WASHINGTON, DC— The Federal Motor Carrier Safety Administration (FMCSA) is upgrading its Safety Measurement System (SMS) website in response to industry feedback to make it more accessible and useful.
The SMS site is where carriers and the public go for safety performance data the agency uses to determine which carriers pose a risk and need to be investigated, under its Compliance, Safety, Accountability (CSA) program. Last year the site hosted nearly 48 million user sessions, the agency said.
The re-vamped site will: Give users single-click access to a carrier’s summary status in the Behavior Analysis and Safety Improvement Categories (BASIC) to determine if a carrier’s performance will lead to enforcement intervention; In response to a comment by the Owner-Operator Independent Drivers Association (OOIDA), the agency will clarify how on-road performance data and investigation results are factored into a carrier’s status; Let users download the public data for all carriers in the same safety event group, such as inspections or crashes, used to rank the carrier’s BASIC percentile. This does not include the Crash Indicator and HazMat Compliance data; Highlight a carrier’s performance in each BASIC to identify any trends.
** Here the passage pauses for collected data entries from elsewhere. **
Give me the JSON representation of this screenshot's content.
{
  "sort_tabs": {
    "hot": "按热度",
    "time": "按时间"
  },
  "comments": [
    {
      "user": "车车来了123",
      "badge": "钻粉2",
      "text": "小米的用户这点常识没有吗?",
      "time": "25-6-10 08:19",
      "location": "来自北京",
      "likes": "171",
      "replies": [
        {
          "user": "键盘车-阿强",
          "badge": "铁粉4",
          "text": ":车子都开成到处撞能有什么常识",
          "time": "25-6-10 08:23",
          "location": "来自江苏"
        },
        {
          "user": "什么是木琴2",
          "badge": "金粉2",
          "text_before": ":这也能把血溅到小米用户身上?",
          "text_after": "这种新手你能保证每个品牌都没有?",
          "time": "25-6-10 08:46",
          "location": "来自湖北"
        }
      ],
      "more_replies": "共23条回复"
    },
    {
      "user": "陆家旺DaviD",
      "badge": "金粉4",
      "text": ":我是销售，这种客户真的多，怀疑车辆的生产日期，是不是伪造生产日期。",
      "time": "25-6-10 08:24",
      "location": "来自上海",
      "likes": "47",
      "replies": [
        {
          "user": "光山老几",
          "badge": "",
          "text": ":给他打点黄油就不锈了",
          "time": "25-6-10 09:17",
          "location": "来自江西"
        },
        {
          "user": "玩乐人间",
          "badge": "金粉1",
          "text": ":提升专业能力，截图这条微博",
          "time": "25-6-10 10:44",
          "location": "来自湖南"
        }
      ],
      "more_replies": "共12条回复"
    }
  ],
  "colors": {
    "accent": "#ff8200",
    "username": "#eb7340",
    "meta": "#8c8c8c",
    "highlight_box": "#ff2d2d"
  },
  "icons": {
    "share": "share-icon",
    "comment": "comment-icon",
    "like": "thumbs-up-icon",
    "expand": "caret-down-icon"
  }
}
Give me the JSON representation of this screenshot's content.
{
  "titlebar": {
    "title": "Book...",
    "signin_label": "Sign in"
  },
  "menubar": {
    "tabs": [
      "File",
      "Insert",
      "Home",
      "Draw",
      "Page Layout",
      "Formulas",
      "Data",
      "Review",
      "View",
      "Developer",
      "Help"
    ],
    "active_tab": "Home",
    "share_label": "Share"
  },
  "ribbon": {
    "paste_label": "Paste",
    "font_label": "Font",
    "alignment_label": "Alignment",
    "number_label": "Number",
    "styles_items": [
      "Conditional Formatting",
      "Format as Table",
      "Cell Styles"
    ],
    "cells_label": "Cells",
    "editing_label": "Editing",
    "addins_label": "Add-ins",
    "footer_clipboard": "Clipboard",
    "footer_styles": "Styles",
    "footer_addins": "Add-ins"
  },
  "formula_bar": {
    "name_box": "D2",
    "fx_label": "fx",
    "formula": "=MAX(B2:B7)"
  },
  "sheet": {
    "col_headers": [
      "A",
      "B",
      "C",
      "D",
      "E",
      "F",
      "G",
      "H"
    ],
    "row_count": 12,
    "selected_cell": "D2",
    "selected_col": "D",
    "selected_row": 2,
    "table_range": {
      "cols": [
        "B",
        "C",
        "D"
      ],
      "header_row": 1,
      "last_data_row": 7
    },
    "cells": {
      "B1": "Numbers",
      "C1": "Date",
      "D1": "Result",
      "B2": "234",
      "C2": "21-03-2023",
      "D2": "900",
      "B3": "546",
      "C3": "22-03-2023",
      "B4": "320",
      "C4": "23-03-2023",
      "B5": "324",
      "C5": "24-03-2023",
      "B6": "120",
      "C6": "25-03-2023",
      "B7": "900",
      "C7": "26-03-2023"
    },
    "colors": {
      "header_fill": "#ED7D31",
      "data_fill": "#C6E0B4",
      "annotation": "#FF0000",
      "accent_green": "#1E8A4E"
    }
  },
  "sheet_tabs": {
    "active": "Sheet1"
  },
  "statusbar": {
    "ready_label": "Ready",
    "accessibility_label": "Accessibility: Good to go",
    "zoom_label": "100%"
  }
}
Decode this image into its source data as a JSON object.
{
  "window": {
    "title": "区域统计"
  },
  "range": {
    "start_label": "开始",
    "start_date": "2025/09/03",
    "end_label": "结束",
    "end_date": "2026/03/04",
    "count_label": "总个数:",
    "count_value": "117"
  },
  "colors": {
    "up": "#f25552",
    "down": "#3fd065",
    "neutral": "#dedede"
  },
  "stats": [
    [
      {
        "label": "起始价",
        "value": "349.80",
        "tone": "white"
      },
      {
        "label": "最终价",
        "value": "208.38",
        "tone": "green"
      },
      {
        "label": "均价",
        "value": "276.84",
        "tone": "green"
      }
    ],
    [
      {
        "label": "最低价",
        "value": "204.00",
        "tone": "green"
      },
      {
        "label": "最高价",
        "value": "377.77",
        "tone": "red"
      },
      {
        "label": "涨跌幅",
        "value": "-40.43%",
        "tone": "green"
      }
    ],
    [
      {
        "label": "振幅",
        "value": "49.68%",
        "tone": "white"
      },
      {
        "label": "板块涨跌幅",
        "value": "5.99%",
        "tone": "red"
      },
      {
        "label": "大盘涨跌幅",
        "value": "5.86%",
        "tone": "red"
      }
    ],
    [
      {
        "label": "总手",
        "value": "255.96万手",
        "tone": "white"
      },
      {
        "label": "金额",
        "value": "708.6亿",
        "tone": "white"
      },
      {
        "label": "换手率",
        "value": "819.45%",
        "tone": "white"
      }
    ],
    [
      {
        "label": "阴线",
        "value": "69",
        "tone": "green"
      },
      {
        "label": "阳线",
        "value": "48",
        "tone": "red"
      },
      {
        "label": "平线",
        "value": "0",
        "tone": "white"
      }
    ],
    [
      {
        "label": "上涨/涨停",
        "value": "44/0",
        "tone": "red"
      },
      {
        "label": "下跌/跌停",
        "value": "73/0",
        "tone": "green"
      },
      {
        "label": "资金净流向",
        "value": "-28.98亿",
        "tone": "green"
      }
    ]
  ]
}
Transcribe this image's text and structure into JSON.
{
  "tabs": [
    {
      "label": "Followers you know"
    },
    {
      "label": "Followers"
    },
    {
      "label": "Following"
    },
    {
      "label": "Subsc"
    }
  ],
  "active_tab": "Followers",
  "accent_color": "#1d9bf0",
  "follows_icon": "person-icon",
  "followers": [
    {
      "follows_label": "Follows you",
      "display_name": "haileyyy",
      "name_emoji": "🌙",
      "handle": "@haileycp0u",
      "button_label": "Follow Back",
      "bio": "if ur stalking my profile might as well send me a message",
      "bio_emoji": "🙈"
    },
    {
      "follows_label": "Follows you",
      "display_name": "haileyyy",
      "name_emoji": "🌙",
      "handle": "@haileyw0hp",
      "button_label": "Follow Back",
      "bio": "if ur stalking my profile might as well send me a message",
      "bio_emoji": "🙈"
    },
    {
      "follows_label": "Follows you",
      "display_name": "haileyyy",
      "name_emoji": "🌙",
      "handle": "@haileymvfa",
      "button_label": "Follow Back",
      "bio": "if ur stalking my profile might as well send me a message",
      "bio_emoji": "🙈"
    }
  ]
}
The agency will include descriptions of a carrier’s measure and explanations of its relationship to the carrier’s percentile; Show a carrier’s current insurance and authority status; Post the carrier’s enforcement case history. In response to a suggestion by American Trucking Associations, the agency will provide a link to its Civil Penalties Web Site; Have more customizable displays and graphs to portray safety performance over time; Display the total number of inspections and a breakdown of the number of inspections with violations; Clarify SMS terminology; Show carriers their Inspection Selection System data on the Carrier Overview page; Show driver and vehicle out-of-service information based on public data from its Safety and Fitness Electronic Records site; In response to a suggestion by ATA, the agency will provide a link to its test of the Safety Management System’s effectiveness. It also will display the results in graphs on the web site. In response to a suggestion by Advocates for Highway and Auto Safety, the agency will post the carrier’s “Doing Business As” name.
The changes come into effect August 2 and starting August 20, the agency will host a series of webinars to explain these changes and answer any questions.